Given all the available information on an area, wading through the valueless information can be a chore. The term segmentation is often applied to similar data in the CRM sphere, where basically you want to see data broken down in segments and compared, e.g., where X > 10 and Y < 10 and Z == 1. Now imagine trying these X, Y and Z parameters are mapped to a multidimensional space, and you have to split this fuzzy sphere of decision points into predictable and unpredictable events, based on the available parameters.
Unfortunately, no-one is willing to let us experiment yet with one of those new-fangled D-Wave (reputed-to-be) quantum computers, so we need to find global minimums and maximums within multi-dimensional data the traditional way… through back-breaking data analysis.
This leads us into a whole area of choosing the right technology for supervised learning, be it support vector machines, naive bayes classifiers, neural networks or some pipeline of multiple methods.
Borrowing a theme from the good Viktor Frankl, and twisting it completely around, in a world of random chance the only choice we have left is where and when to bet. Exercising our free will, hopefully backed up with some heavyweight statistical analysis, offers at least the illusion of being able to pick a few winners. However, in order to succeed, all forms of external bias should be removed, especially useless crap about a horse having a lucky name, or having a particular appeal towards any given team. As such, anyone wanting to improve their odds should stick to the following rules,
1. The model is right, you are probably wrong.
2. Don’t trust your luck.
3. It’s a marathon, not a sprint.
4. Don’t chase lost causes.
There is a large, and ever growing market in the area of on-line gambling, with worldwide revenues of upwards of $50 billion USD. However, the market may be considered new, but it still quite traditional, in the sense there are providers (the online bookmakers, casinos, etc.) and clients who place bets with providers. No more different from walking into a bookies shop, scrawling a horse’s name on a betting slip, and giving the cashier some money. And like traditional betting markets, between 95% and 98% of clients end up making a loss in the long term.
Do you see how ‘traditional’ on-line bookmaking can be… like its old-school cousin maybe only 2% of clients ever seeing a profit? It gets worse, as the vast majority of clients see a very minimal return, with maybe 99% of this 2% of clients barely breaking even. Sure, there’s probably a very, very, teeny-tiny number of punters who make significant gains, but lets face it, that won’t be you. The numbers are just too much against you with the way in which the majority of people gamble. Two principal factors serve to limit the vast majority of punter’s revenue possibilities – a lack of analytic capabilities, and a bias towards short term gain.
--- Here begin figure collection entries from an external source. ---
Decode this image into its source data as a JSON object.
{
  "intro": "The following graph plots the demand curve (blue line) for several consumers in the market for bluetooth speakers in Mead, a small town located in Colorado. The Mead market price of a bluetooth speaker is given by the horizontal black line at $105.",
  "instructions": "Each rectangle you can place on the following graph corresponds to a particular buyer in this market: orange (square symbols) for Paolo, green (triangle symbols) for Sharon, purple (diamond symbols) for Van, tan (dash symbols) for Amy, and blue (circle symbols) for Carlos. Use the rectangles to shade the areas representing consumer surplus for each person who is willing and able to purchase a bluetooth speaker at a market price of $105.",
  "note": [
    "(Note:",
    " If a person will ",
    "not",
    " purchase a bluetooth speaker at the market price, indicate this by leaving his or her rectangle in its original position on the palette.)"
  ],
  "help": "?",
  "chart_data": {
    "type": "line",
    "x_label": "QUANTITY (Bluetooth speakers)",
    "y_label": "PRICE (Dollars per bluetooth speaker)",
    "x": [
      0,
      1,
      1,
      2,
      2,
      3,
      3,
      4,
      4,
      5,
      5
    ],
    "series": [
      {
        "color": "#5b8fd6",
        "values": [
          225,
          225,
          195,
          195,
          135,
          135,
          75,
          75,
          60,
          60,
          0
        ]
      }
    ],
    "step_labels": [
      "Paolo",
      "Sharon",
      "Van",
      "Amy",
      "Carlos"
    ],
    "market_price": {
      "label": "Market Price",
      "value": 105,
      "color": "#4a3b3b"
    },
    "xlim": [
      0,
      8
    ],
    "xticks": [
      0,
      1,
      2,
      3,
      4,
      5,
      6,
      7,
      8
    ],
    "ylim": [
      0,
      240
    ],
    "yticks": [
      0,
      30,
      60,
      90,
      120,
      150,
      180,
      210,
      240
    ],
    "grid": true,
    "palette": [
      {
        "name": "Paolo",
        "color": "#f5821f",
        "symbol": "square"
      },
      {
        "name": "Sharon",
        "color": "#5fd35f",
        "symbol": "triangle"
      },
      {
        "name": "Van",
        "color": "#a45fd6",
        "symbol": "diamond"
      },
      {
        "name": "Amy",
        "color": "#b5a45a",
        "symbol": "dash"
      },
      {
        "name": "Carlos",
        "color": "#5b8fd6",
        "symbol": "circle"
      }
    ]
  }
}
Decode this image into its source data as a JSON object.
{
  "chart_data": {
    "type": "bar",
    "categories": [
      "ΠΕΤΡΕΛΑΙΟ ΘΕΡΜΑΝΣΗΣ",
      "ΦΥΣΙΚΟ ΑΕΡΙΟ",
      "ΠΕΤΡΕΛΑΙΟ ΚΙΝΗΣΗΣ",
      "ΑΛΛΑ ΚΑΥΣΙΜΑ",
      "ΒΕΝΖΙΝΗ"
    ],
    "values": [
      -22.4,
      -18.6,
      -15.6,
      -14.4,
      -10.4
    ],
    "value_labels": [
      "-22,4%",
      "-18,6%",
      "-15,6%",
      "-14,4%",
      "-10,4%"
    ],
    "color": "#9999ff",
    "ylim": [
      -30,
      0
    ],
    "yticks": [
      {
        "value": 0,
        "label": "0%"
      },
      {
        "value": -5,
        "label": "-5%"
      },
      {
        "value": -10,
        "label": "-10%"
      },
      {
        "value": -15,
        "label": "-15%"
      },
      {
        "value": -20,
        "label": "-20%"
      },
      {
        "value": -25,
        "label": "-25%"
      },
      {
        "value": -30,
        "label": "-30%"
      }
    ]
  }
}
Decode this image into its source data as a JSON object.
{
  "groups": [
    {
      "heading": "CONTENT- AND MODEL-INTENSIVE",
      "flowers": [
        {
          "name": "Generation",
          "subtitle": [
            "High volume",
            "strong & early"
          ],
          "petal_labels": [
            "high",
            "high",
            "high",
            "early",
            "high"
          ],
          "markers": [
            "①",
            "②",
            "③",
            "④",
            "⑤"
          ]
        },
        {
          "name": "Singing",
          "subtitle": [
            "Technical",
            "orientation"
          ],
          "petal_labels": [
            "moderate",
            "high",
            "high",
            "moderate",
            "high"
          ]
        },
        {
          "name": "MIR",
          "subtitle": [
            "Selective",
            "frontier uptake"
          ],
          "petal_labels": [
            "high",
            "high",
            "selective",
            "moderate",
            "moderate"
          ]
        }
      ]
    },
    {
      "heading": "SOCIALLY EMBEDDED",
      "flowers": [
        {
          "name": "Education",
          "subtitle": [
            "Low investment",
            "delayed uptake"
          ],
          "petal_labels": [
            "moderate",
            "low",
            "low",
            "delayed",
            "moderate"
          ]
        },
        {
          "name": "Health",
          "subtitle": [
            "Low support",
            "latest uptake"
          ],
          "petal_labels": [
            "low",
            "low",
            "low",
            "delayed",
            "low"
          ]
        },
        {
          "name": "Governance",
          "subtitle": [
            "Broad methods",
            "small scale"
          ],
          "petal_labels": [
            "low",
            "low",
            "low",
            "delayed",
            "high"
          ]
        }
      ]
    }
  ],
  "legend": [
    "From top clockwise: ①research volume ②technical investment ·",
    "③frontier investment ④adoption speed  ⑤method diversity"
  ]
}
Taking the latter factor first, colloquially, the long-term strategy is backed up by a story from a friend working in one of the major on-line bookmakers in the UK. One of their on-line clients was consistently making a large profit every quarter, and my friend was asked to analyze their betting behaviour. It turned out this individual was “merely” placing very large sums on almost sure-fire bets. Although the modest return for the large outlay was risky, this individual turned over sufficient revenue to compete with an executive-level salary. In short, this punter was playing the long-game, and it was paying off.
But back to analytics – how do most people place bets in the first place? Sure, some will study the odds, get the occasional tip and try for various savvy doubling-up or doubling-down strategies. However, the dull mass of betting clients will try to guess a lucky horse, have a bias towards a particular trainer, or refuse to bet against their favourite football team. All these inputs only serve to skew a cold analytical evaluation of the odds. While inside information and expert bias may work for well-informed players in the field, jockeys, reserve team coaches, etc., they are unavailable to the average punter in the street.
There is a niche is seems, to provide some guidance to a large swathe of impulsive, happy-go-lucky gamblers who trust instinct over data. I’m “betting” that at least some of them would take a data-driven approach if is was sufficiently accessible, available and workable. So, with that as a taster for the problem area, I’ll leave you to ponder what form such a client-serving analytics capability may take, and what you could do with a fair data-driven assessment of the odds for a match, horse-race or other sporting event. The betting companies build predictive models, so why shouldn’t you?